梅子依舊那麼體貼,那麼美,美地令人心碎!馬雲龍像是瞬間回到從前那些個激情燃燒的青春歲月……回到了那月光下「驢拉磨坊」的小屋……

想著想著,馬雲龍忽覺渾身燥熱,口干舌燥,內心如同一條即將徹底干涸卻明顯能看得見,以往洪流經過時所沖刷出巨大溝壑的河道,渴盼源頭活水地二次滋潤。

方才,在婚宴上滴酒未粘的馬雲龍,此時目視前方的目光中摻雜了諸多醉意。身邊這小鳥依人的女人,較往昔除了多些成熟的性感韻味外,其他一如既往。

「雲龍哥,你怎麼這麼狠心呢。這些年,你知道我找你,找地有多苦。你為什麼總躲我呢?我知道你一直怪我,可你知不知道,當時我有多苦。我是實在沒辦法,我沒辦法呀……」梅靜瑤面頰上掛滿淚珠,說著哭著,不經意間一只手攀住了馬雲龍的臂膀,臉緊跟著貼了上去︰「我、我當時真得是……你就是不听我解釋,你連個解釋的機會,都不給我,雲龍哥……」梅子輕拍著馬雲龍的腿,不停嗚咽。
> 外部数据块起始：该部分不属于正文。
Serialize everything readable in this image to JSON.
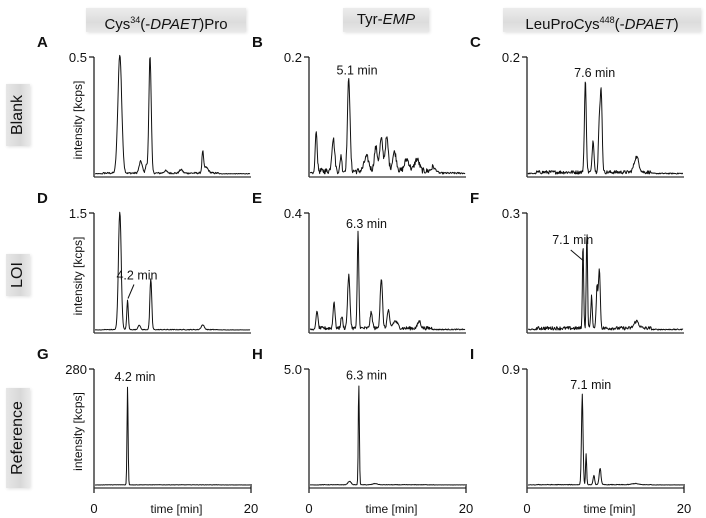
{
  "columns": [
    {
      "pre": "Cys",
      "sup": "34",
      "mid": "(-",
      "ital": "DPAET",
      "post": ")Pro"
    },
    {
      "pre": "Tyr-",
      "sup": "",
      "mid": "",
      "ital": "EMP",
      "post": ""
    },
    {
      "pre": "LeuProCys",
      "sup": "448",
      "mid": "(-",
      "ital": "DPAET",
      "post": ")"
    }
  ],
  "rows": [
    "Blank",
    "LOI",
    "Reference"
  ],
  "y_axis_label": "intensity  [kcps]",
  "x_axis_label": "time  [min]",
  "x_ticks": [
    "0",
    "20"
  ],
  "chart_data": [
    {
      "panel": "A",
      "type": "line",
      "column": "Cys34(-DPAET)Pro",
      "row": "Blank",
      "ylabel": "intensity [kcps]",
      "xlabel": "time [min]",
      "xlim": [
        0,
        20
      ],
      "ylim": [
        0,
        0.5
      ],
      "ymax_label": "0.5",
      "annotation": null,
      "peaks": [
        {
          "t": 3.2,
          "h": 1.0,
          "w": 0.25
        },
        {
          "t": 5.9,
          "h": 0.1,
          "w": 0.2
        },
        {
          "t": 6.6,
          "h": 0.07,
          "w": 0.1
        },
        {
          "t": 7.1,
          "h": 1.0,
          "w": 0.15
        },
        {
          "t": 9.1,
          "h": 0.02,
          "w": 0.2
        },
        {
          "t": 11.1,
          "h": 0.03,
          "w": 0.2
        },
        {
          "t": 13.9,
          "h": 0.17,
          "w": 0.1
        },
        {
          "t": 14.3,
          "h": 0.05,
          "w": 0.3
        }
      ],
      "noise": 0.015
    },
    {
      "panel": "B",
      "type": "line",
      "column": "Tyr-EMP",
      "row": "Blank",
      "ylabel": "intensity [kcps]",
      "xlabel": "time [min]",
      "xlim": [
        0,
        20
      ],
      "ylim": [
        0,
        0.2
      ],
      "ymax_label": "0.2",
      "annotation": {
        "text": "5.1 min",
        "t": 5.1,
        "leader": false
      },
      "peaks": [
        {
          "t": 0.8,
          "h": 0.36,
          "w": 0.12
        },
        {
          "t": 3.0,
          "h": 0.28,
          "w": 0.18
        },
        {
          "t": 4.0,
          "h": 0.14,
          "w": 0.1
        },
        {
          "t": 5.0,
          "h": 0.8,
          "w": 0.16
        },
        {
          "t": 7.3,
          "h": 0.12,
          "w": 0.3
        },
        {
          "t": 8.5,
          "h": 0.2,
          "w": 0.2
        },
        {
          "t": 9.2,
          "h": 0.27,
          "w": 0.2
        },
        {
          "t": 9.9,
          "h": 0.28,
          "w": 0.2
        },
        {
          "t": 10.9,
          "h": 0.16,
          "w": 0.25
        },
        {
          "t": 12.5,
          "h": 0.1,
          "w": 0.3
        },
        {
          "t": 13.8,
          "h": 0.1,
          "w": 0.3
        },
        {
          "t": 16.0,
          "h": 0.04,
          "w": 0.3
        }
      ],
      "noise": 0.05
    },
    {
      "panel": "C",
      "type": "line",
      "column": "LeuProCys448(-DPAET)",
      "row": "Blank",
      "ylabel": "intensity [kcps]",
      "xlabel": "time [min]",
      "xlim": [
        0,
        20
      ],
      "ylim": [
        0,
        0.2
      ],
      "ymax_label": "0.2",
      "annotation": {
        "text": "7.6 min",
        "t": 7.6,
        "leader": false
      },
      "peaks": [
        {
          "t": 7.4,
          "h": 0.78,
          "w": 0.12
        },
        {
          "t": 8.4,
          "h": 0.27,
          "w": 0.12
        },
        {
          "t": 9.2,
          "h": 0.4,
          "w": 0.12
        },
        {
          "t": 9.45,
          "h": 0.67,
          "w": 0.12
        },
        {
          "t": 14.0,
          "h": 0.13,
          "w": 0.3
        }
      ],
      "noise": 0.03
    },
    {
      "panel": "D",
      "type": "line",
      "column": "Cys34(-DPAET)Pro",
      "row": "LOI",
      "ylabel": "intensity [kcps]",
      "xlabel": "time [min]",
      "xlim": [
        0,
        20
      ],
      "ylim": [
        0,
        1.5
      ],
      "ymax_label": "1.5",
      "annotation": {
        "text": "4.2 min",
        "t": 4.2,
        "leader": true
      },
      "peaks": [
        {
          "t": 3.2,
          "h": 1.0,
          "w": 0.18
        },
        {
          "t": 4.2,
          "h": 0.25,
          "w": 0.1
        },
        {
          "t": 5.7,
          "h": 0.04,
          "w": 0.15
        },
        {
          "t": 7.2,
          "h": 0.43,
          "w": 0.12
        },
        {
          "t": 13.9,
          "h": 0.04,
          "w": 0.2
        }
      ],
      "noise": 0.006
    },
    {
      "panel": "E",
      "type": "line",
      "column": "Tyr-EMP",
      "row": "LOI",
      "ylabel": "intensity [kcps]",
      "xlabel": "time [min]",
      "xlim": [
        0,
        20
      ],
      "ylim": [
        0,
        0.4
      ],
      "ymax_label": "0.4",
      "annotation": {
        "text": "6.3 min",
        "t": 6.3,
        "leader": false
      },
      "peaks": [
        {
          "t": 0.9,
          "h": 0.16,
          "w": 0.12
        },
        {
          "t": 3.1,
          "h": 0.23,
          "w": 0.12
        },
        {
          "t": 4.1,
          "h": 0.1,
          "w": 0.12
        },
        {
          "t": 5.0,
          "h": 0.45,
          "w": 0.15
        },
        {
          "t": 6.2,
          "h": 0.82,
          "w": 0.1
        },
        {
          "t": 7.9,
          "h": 0.13,
          "w": 0.15
        },
        {
          "t": 9.2,
          "h": 0.42,
          "w": 0.15
        },
        {
          "t": 10.1,
          "h": 0.15,
          "w": 0.15
        },
        {
          "t": 11.0,
          "h": 0.06,
          "w": 0.3
        },
        {
          "t": 14.1,
          "h": 0.06,
          "w": 0.2
        }
      ],
      "noise": 0.03
    },
    {
      "panel": "F",
      "type": "line",
      "column": "LeuProCys448(-DPAET)",
      "row": "LOI",
      "ylabel": "intensity [kcps]",
      "xlabel": "time [min]",
      "xlim": [
        0,
        20
      ],
      "ylim": [
        0,
        0.3
      ],
      "ymax_label": "0.3",
      "annotation": {
        "text": "7.1 min",
        "t": 7.1,
        "leader": true
      },
      "peaks": [
        {
          "t": 7.1,
          "h": 0.72,
          "w": 0.08
        },
        {
          "t": 7.6,
          "h": 0.82,
          "w": 0.08
        },
        {
          "t": 8.2,
          "h": 0.27,
          "w": 0.1
        },
        {
          "t": 8.9,
          "h": 0.34,
          "w": 0.1
        },
        {
          "t": 9.2,
          "h": 0.5,
          "w": 0.12
        },
        {
          "t": 14.0,
          "h": 0.06,
          "w": 0.3
        }
      ],
      "noise": 0.03
    },
    {
      "panel": "G",
      "type": "line",
      "column": "Cys34(-DPAET)Pro",
      "row": "Reference",
      "ylabel": "intensity [kcps]",
      "xlabel": "time [min]",
      "xlim": [
        0,
        20
      ],
      "ylim": [
        0,
        280
      ],
      "ymax_label": "280",
      "annotation": {
        "text": "4.2 min",
        "t": 4.2,
        "leader": false
      },
      "peaks": [
        {
          "t": 4.2,
          "h": 0.84,
          "w": 0.07
        }
      ],
      "noise": 0.003
    },
    {
      "panel": "H",
      "type": "line",
      "column": "Tyr-EMP",
      "row": "Reference",
      "ylabel": "intensity [kcps]",
      "xlabel": "time [min]",
      "xlim": [
        0,
        20
      ],
      "ylim": [
        0,
        5.0
      ],
      "ymax_label": "5.0",
      "annotation": {
        "text": "6.3 min",
        "t": 6.3,
        "leader": false
      },
      "peaks": [
        {
          "t": 5.1,
          "h": 0.03,
          "w": 0.2
        },
        {
          "t": 6.3,
          "h": 0.85,
          "w": 0.07
        },
        {
          "t": 8.4,
          "h": 0.01,
          "w": 0.3
        }
      ],
      "noise": 0.004
    },
    {
      "panel": "I",
      "type": "line",
      "column": "LeuProCys448(-DPAET)",
      "row": "Reference",
      "ylabel": "intensity [kcps]",
      "xlabel": "time [min]",
      "xlim": [
        0,
        20
      ],
      "ylim": [
        0,
        0.9
      ],
      "ymax_label": "0.9",
      "annotation": {
        "text": "7.1 min",
        "t": 7.1,
        "leader": false
      },
      "peaks": [
        {
          "t": 7.0,
          "h": 0.77,
          "w": 0.1
        },
        {
          "t": 7.5,
          "h": 0.26,
          "w": 0.07
        },
        {
          "t": 8.5,
          "h": 0.08,
          "w": 0.1
        },
        {
          "t": 9.3,
          "h": 0.14,
          "w": 0.12
        },
        {
          "t": 13.8,
          "h": 0.01,
          "w": 0.4
        }
      ],
      "noise": 0.005
    }
  ]
}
不知怎地,她的手指尖突然間撞上他身體上突兀起的硬物。

梅子萬分驚悸,猛然縮回手,挪了 ,坐地離馬雲龍遠了些。

「吭,吭。」馬雲龍漲紅臉,干咳兩聲︰「梅子,過去的事,都過去了。那時候我們都太年輕、不懂事。我壓根也沒真怪過你。下個月,我要到北京學習。等學習一結束,我就要和我未婚妻舉行婚禮了。到時候,我請你來參加婚禮。」

令馬雲龍沒料到,聞听此言,梅靜堯噙滿淚水的眼眶里如洪流奔涌。霎時哭成了個梨花掛雨的粉面怨佳人。在梅子嚶嚶的哭泣聲中,馬雲龍將緊握方向盤的一只手松開,圈住了她的腰。梅靜堯嗚咽著將頭抵到馬雲龍懷里。
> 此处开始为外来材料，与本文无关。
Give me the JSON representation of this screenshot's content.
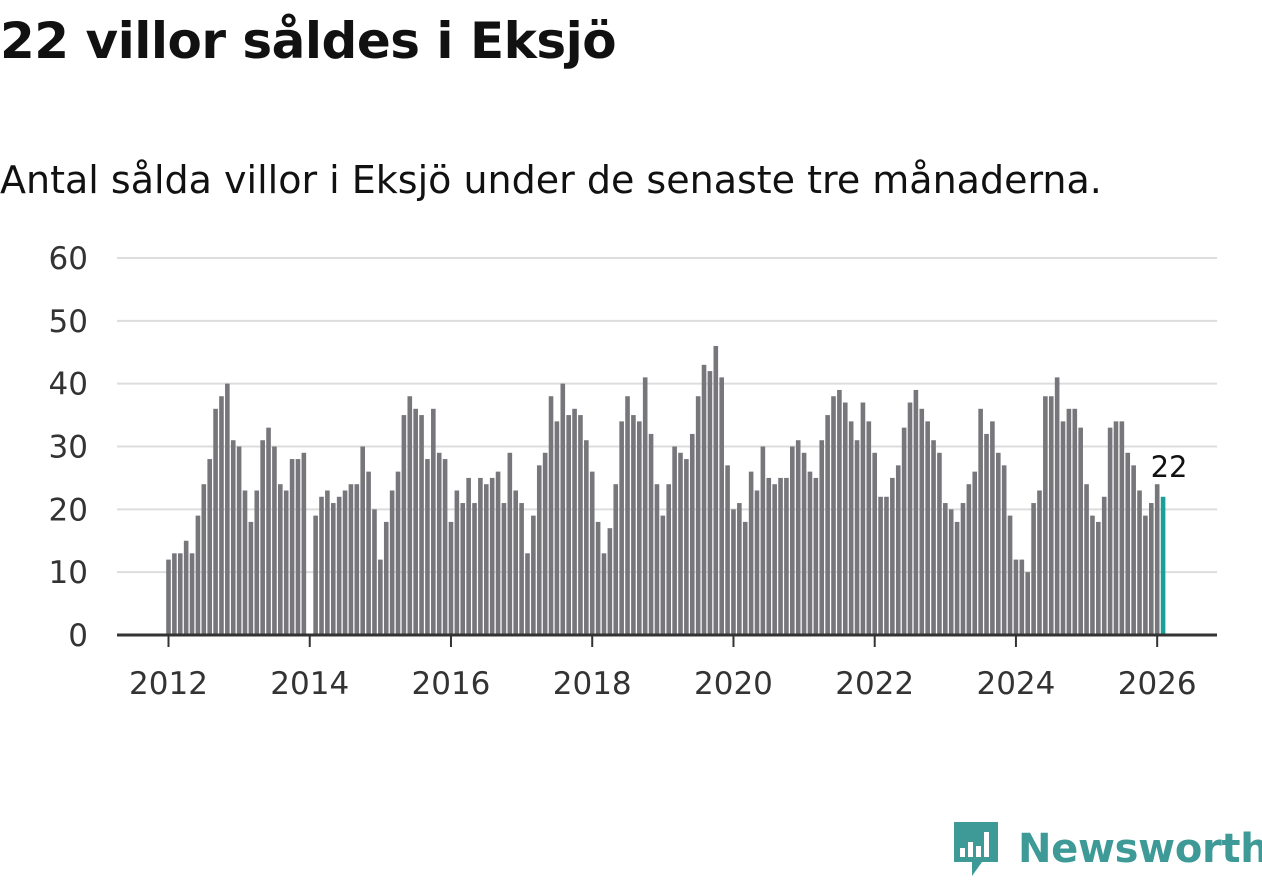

白色桑塔納又緩慢行駛了一段距離,在路邊停下。昏暗燈影里,兩個多年未謀面,曾有過一段青梅竹馬、炙熱戀情的青年男女,開始彼此親吻對方的臉。梅子主動地不顧一切,近乎于瘋狂地熱吻,像是一股愛的沖天巨浪,沖撞著馬雲龍在這個美人面前,原本就脆弱地不堪一擊的道德防線。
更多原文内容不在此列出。